Fuji's apodisation filter – isn't that just cheating?
A round aperture produces round out of focus highlights - which is nice

Canon has been going on for years about the wonderful irises it uses. Those in the best glass and L lenses feature eight or nine curved blades to create an almost perfectly circular aperture, and Canon says this is the magic answer to attractive out-of-focus highlights.

The quality of out-of-focus highlights has become a sort of photographic holy grail in recent times, with a great deal of emphasis and value placed, by manufacturers and pixel peepers alike, on the characteristics of the 'bokeh'* produced by any particular configuration of elements and apertures.

Fuji 56mm APD

Firmware tricks

I suppose purists will be absolutely bothered that this lens has some intervention and internal manipulation to make it look good, but these days it is hard to get away from the fact that camera firmware and powerful processing engines are doing the same thing all the time to fix the short-comings of our equipment.

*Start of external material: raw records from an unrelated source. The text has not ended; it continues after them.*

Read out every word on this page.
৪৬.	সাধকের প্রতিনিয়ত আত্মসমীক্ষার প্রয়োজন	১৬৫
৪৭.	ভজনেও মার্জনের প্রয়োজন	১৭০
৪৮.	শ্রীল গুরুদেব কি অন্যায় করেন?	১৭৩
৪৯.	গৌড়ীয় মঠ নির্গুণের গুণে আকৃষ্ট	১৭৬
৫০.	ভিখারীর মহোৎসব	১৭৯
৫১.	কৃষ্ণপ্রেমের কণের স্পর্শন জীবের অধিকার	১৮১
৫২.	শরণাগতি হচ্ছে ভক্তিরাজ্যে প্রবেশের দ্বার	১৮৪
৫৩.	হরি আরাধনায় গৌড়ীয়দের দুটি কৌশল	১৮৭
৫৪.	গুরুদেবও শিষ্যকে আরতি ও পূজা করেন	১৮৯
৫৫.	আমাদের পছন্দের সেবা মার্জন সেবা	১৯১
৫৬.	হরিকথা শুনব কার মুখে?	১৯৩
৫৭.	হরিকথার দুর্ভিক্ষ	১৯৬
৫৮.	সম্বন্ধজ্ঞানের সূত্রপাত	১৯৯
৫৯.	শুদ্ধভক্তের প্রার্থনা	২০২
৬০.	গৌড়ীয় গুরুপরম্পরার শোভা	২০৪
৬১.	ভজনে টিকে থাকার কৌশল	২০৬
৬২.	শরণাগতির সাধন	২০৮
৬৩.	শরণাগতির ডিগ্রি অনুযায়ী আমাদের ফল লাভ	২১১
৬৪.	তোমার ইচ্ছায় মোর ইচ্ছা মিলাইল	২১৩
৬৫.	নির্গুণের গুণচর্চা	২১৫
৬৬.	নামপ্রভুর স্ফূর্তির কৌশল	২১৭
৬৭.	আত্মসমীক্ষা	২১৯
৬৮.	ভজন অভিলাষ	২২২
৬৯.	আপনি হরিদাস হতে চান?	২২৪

Fuji is particularly proud of its Lens Modulation Optimiser technology that it uses in many of its X products –processing that exists to correct the flaws in its optical systems. All other camera brands do the same thing, but tend not to shout about it quite so much or give it a marketing name.

In-camera firmware is commonly used to pump away a cesspit of optical shame; darkening at the edges of the picture caused by poor sensor coverage, bent lines that are supposed to be straight, the coloured fringing that is caused by different wavelengths of light not focusing in the same place, as well as image noise created by short-comings in the way camera sensors record and report light. If some of us could see the unaltered images our cameras produce we'd be asking for a refund and taking up knitting instead.

Pride and perfection

But does it really matter what trickery goes on, so long as the pictures look good? If you think you are paying out for a good lens you might feel cheated that half of what you are buying is done in software not through the optics. We have to decide what is most important to us – the absolute quality of what we own, or the quality of what it produces.

Fuji's use of an apodisation filter is a clever, if not original (Minolta did it first in recent times) idea, and a neat way to solve a problem. Did the company really plan to have two versions of this lens – a £100-premium good one that shows up the short-comings of the other? I might be wrong, but I suspect not. If it was intended, it might have been more honest to announce them both at the same time. If not, this is certainly a cheaper fix than redesigning the lens to have nine aperture blades, though I think current XF56mm owners might feel less let down if they knew there was something more physically different about the new model than a circular graduated filter.